The gathering rumble outside was voices,
a language I recalled at once but forgot
the grammar for. Well, I hoarded my portion
of good sense. Palms unfolded behind the eyes
to a pounded dust of glass and copper fragments
I swallowed. And instantly stumbled onto darkness.
Wars at the onset of winter. A warmed room.
What was there to see? The town was nothing,
a scattered ancient hamlet in secret need
of symmetry and form. A single hand
in the dirt. Of course the laws of heaven held —
the clouds were on the move. Before men,
children: that one knew. Likewise, the judgment
strives toward a mathematical sharpness.
It’s true, you never see whole cities razed.
Rather, each reclaims what each one owns
according to several rules: (1) Deny
all you can; (2) Dice what’s left;
(3) Deepen into order; (4) Detail
where God struggles, among reason’s links.
I meanwhile kept the middle moral road,
as I could not be born but where I was
nor thrash about forever in the thick brush
nor conquer outside what I could within:
desire under the boot-heel of the mind.
You must admire those ancients, men who vied
against the heavens — the best possible job,
though, at the end, it crushed all their throats...

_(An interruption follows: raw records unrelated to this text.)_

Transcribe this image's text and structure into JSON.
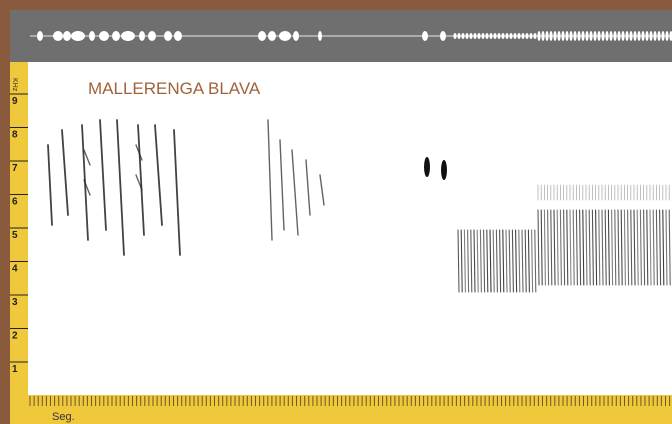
{
  "title": "MALLERENGA BLAVA",
  "y_axis": {
    "unit": "KHz",
    "labels": [
      "9",
      "8",
      "7",
      "6",
      "5",
      "4",
      "3",
      "2",
      "1"
    ]
  },
  "x_axis": {
    "unit": "Seg."
  }
}
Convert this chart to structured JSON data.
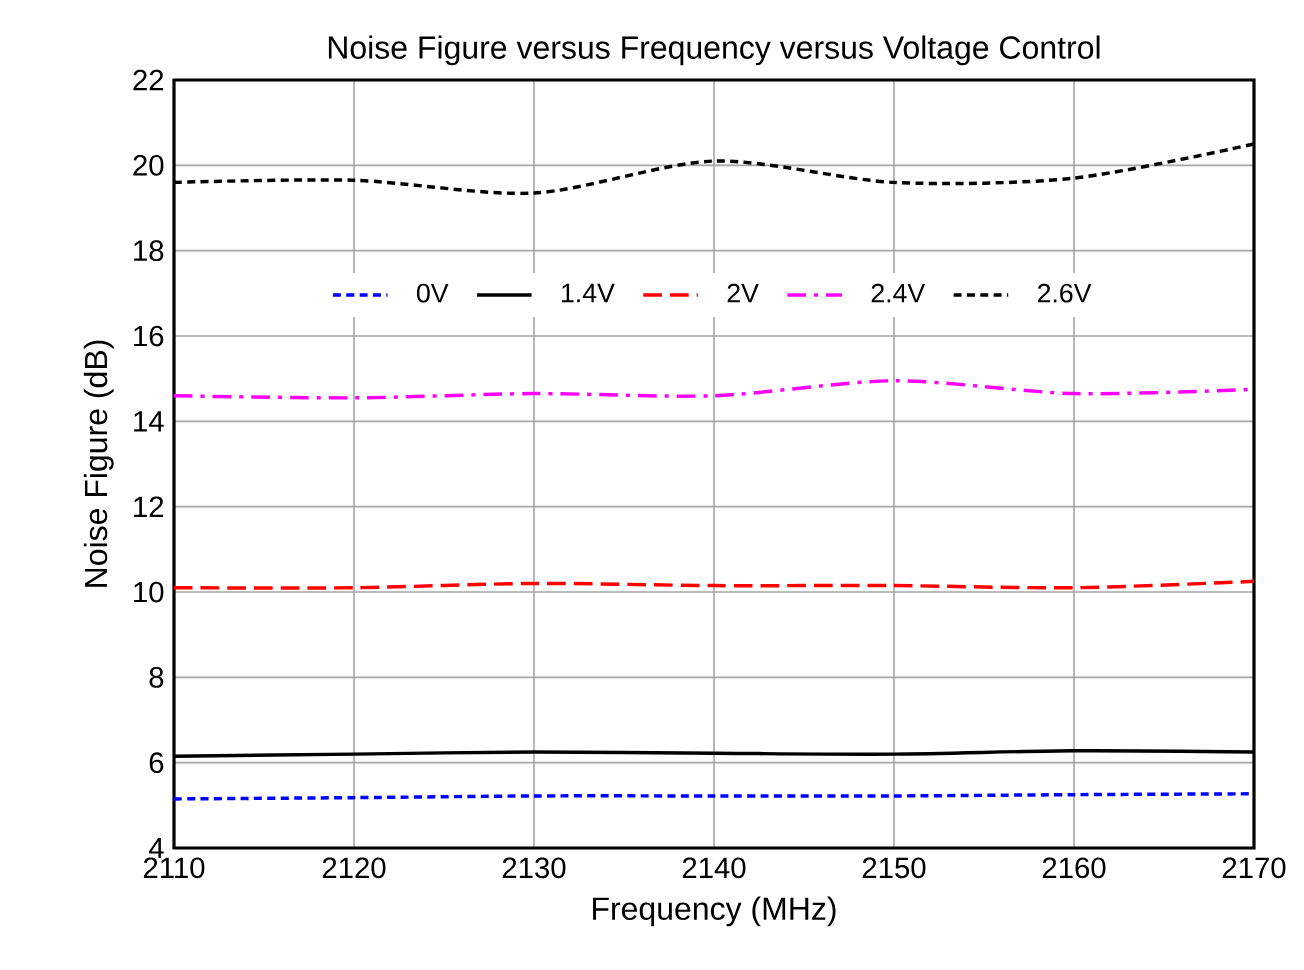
{
  "chart_data": {
    "type": "line",
    "title": "Noise Figure versus Frequency versus Voltage Control",
    "xlabel": "Frequency (MHz)",
    "ylabel": "Noise Figure (dB)",
    "x": [
      2110,
      2120,
      2130,
      2140,
      2150,
      2160,
      2170
    ],
    "series": [
      {
        "name": "0V",
        "color": "#0000ff",
        "line_style": "dashed",
        "values": [
          5.15,
          5.18,
          5.22,
          5.22,
          5.22,
          5.25,
          5.27
        ]
      },
      {
        "name": "1.4V",
        "color": "#000000",
        "line_style": "solid",
        "values": [
          6.15,
          6.2,
          6.25,
          6.22,
          6.2,
          6.28,
          6.25
        ]
      },
      {
        "name": "2V",
        "color": "#ff0000",
        "line_style": "longdash",
        "values": [
          10.1,
          10.1,
          10.2,
          10.15,
          10.15,
          10.1,
          10.25
        ]
      },
      {
        "name": "2.4V",
        "color": "#ff00ff",
        "line_style": "dashdot",
        "values": [
          14.6,
          14.55,
          14.65,
          14.6,
          14.95,
          14.65,
          14.75
        ]
      },
      {
        "name": "2.6V",
        "color": "#000000",
        "line_style": "dashed",
        "values": [
          19.6,
          19.65,
          19.35,
          20.1,
          19.6,
          19.7,
          20.5
        ]
      }
    ],
    "xlim": [
      2110,
      2170
    ],
    "xticks": [
      2110,
      2120,
      2130,
      2140,
      2150,
      2160,
      2170
    ],
    "ylim": [
      4,
      22
    ],
    "yticks": [
      4,
      6,
      8,
      10,
      12,
      14,
      16,
      18,
      20,
      22
    ],
    "grid": true,
    "legend": "top",
    "marker": "none"
  }
}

Implausibly, I also walked the narrow
and windy trail Rejection, rock and clay,
those same nine years. Until the rumor reached
my ears that I was home already. The house
of faith was gone, that of action solid.
Among the warring, best rebuild in peace.
By now I know you must be bored. I think I am.
I’m more or less constrained to speak like this,
droning in order to sound sound, supposing
against the dream-language of the senses
that the body, yes or no, will keep on
conforming to the words as they arrive.
This same path led to the knowledge of my lack:
the infinite, eternal, changeless, sure.
Mind, reflecting’s not imagination,
which makes the most of all its small mistakes.
You’ll pardon me if I employ the terms
you learned in school. Recall geometry.
Still, nothing can convince me that a single
triangle exists in all the world.
What to do but think? I doubted much,
yet walked beside myself, beheaded, talking.
Compose yourself, I said; intelligence
will get you through. Yet composition gives
more evidence of your defective need.
If this disturbs, then move, divide, transpose:
my imperfections prove perfection’s there
as sleep supports the day, or death waking.
Let he who has eyes to hear, touch this:
God is as certain as any theorem is.
The world yellows, things go slowly distant.
To bed now, dream of other stars and earth,
yourself sleeved in the casings of another,
a lion-head on the body of a goat...
Elsewhere illustrated, rolling the three
dimensions into two (as a painter
brings to light, or places in the shadow):
that several worlds obey the laws of one,
that darkest caverns hold most precious ores,
that fire sometimes melts and sometimes hardens
ashes into glass; that the action which
conserves, created; that this is not unjust.
Readers may have opened before them the heart
of a pig. Note the heat, the part resembling
the flesh of the ear. Follow the twiny cords
to the soft, inevitable lung. Note how a freshly
severed head still moves (animal-spirit,
thou flame, thou subtle wind) and bites the earth.
Three years concluded and reviewed, you learn
of old authorities, return the land
you won, withhold conclusions, keep to yourself,
publishing nothing and deferring those
other opinions in which you were misled
by hands that turned out bought (effective motive),
or volunteers stronger in promise than
performance, the useless best of their age —
Impossible to regain all you’ve lost.
You grasp the dulling knife again, resume
that war of mind; failing, you call for help.
This time, accept. So what if the invention
flails and stalls at first? One cannot even
with the best music perform the lute at once.